The fire’s rapid growth has been fueled by “excessive heat, low humidity, extreme dry fuels that have not burned for several decades, and very rugged terrain,” said Los Angeles County Supervisor Michael Antonovich, who represents the area and attended the news conference.

Fanned by gusts of up to 40 mph, the fire burned more than 2,000 acres overnight.

Weather officials warned that Saturday would mark the peak of a regional heat wave. Forecasters say temperatures in the eastern Santa Clarita Valley area — where the fire is raging — are were expected to reach up to 106 degrees.

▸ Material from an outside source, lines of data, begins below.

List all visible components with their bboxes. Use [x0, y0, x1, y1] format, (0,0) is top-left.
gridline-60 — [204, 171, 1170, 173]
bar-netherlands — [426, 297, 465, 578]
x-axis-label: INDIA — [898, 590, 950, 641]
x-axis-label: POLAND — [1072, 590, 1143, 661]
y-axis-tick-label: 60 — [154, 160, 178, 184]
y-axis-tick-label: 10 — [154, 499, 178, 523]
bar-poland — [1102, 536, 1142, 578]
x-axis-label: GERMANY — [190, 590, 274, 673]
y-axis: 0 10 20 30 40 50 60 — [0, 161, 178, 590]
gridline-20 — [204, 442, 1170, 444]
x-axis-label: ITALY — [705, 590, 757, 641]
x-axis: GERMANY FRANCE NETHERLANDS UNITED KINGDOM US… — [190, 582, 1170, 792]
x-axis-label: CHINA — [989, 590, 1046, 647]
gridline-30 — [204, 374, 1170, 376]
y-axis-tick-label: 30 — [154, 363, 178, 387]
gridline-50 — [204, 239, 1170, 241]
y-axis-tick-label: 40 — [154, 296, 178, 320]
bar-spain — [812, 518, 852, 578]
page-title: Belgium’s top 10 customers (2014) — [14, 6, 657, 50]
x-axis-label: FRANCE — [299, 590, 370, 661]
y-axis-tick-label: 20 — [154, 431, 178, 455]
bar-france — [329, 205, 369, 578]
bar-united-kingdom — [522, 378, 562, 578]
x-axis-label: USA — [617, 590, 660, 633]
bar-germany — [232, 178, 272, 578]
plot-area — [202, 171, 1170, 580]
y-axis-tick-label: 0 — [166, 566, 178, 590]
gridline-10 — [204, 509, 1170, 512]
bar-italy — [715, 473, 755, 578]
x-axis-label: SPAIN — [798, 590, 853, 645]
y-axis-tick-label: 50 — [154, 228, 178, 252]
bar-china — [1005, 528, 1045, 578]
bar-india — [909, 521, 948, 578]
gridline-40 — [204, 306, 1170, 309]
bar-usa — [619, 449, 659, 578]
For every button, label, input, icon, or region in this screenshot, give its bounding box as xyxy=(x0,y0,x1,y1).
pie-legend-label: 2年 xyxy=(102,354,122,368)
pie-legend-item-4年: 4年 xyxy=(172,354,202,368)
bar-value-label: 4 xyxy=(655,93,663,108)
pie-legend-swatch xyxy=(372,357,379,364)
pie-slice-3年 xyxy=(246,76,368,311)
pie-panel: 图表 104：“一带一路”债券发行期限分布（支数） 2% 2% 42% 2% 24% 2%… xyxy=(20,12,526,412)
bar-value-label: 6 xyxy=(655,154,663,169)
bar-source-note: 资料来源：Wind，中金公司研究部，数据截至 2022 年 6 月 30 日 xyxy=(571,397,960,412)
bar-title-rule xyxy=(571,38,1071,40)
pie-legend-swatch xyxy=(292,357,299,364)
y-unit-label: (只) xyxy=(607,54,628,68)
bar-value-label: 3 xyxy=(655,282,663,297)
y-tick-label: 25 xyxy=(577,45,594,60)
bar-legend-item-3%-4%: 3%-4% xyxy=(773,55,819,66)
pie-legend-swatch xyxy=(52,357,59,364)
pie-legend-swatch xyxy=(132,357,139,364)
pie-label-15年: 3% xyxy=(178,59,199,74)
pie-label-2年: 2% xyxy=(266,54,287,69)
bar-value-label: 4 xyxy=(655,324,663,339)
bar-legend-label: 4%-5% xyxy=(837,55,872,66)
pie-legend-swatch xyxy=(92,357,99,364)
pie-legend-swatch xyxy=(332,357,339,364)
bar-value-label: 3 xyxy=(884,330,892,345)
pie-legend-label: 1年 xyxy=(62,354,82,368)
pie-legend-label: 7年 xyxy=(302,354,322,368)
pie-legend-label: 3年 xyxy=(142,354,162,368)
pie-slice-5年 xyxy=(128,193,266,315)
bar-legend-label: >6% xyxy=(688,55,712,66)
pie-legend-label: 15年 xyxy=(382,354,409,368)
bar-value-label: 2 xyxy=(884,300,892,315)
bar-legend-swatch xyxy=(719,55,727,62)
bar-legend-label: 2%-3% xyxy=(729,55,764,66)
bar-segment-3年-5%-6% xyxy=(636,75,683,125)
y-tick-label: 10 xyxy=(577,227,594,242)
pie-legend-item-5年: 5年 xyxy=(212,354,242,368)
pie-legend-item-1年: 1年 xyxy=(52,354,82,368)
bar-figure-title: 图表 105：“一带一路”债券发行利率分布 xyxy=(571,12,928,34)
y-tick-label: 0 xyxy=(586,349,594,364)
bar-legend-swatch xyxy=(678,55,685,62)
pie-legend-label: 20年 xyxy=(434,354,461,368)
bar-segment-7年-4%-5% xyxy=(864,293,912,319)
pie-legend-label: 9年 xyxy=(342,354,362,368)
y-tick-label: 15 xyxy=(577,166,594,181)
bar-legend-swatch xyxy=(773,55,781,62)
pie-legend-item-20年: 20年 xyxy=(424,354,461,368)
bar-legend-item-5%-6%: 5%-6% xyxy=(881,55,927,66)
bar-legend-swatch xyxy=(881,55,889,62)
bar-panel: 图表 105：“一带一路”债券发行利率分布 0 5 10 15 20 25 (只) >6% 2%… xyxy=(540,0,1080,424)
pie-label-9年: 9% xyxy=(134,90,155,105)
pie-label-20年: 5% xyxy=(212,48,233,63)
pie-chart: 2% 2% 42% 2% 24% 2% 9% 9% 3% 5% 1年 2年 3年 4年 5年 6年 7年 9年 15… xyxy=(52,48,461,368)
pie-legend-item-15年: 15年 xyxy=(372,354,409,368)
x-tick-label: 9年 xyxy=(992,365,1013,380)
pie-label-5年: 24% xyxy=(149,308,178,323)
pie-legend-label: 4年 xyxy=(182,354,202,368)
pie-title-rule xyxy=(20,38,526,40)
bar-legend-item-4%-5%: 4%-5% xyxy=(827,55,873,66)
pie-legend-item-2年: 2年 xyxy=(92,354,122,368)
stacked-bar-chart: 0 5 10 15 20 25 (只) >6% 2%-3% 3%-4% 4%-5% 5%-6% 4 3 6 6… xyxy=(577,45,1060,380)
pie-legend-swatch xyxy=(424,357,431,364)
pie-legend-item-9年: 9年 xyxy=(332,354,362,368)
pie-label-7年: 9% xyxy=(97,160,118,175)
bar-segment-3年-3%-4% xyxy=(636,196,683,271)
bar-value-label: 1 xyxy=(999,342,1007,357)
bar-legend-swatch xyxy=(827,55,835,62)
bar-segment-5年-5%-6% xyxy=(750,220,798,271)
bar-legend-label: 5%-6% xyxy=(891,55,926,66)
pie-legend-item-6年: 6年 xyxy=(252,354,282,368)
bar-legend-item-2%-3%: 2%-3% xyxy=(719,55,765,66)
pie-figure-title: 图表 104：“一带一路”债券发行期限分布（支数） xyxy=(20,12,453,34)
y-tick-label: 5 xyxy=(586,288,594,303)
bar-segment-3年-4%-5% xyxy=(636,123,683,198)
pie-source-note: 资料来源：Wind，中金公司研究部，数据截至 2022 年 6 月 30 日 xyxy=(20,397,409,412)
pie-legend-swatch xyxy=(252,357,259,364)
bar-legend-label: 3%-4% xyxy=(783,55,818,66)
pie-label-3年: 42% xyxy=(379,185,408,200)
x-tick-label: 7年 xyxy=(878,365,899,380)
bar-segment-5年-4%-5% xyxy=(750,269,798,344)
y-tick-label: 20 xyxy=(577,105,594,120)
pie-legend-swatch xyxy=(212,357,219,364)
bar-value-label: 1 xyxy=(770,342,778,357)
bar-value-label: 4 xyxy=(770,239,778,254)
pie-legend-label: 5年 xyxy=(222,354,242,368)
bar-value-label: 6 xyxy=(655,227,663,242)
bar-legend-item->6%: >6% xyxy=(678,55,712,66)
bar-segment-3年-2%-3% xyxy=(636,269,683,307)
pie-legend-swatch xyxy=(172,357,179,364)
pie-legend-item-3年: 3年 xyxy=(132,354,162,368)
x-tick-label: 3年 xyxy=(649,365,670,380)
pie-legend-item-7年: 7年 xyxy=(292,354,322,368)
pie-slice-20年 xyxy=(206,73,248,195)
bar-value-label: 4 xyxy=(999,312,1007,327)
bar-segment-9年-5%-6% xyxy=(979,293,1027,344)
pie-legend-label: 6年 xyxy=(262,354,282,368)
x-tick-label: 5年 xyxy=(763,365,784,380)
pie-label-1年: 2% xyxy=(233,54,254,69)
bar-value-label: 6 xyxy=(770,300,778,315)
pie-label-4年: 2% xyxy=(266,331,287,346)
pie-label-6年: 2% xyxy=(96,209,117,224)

Red-flag warnings remain in effect for much of the region until midnight.

The blaze had doubled in size to 5,500 acres overnight.

“There’s a great possibility that the fire will increase in size,” he said.

The strong winds and high temperatures had driven the flames into new pockets of the mountainous area Saturday, said LA County Sheriff’s spokesman Richard Lincon. Steep hillsides and deep ravines have prevented fire crews from heading into some areas to dig lines that could keep the fire from spreading further.

“Probably five years ago, based on our fire behavior, if we had a similar fire, we would have probably caught this fire at the ridge,” L.A. County fire chief Daryl Osby  said. “Because this is the fifth year of an ongoing drought … this fire has increased to 11,000 acres just overnight.”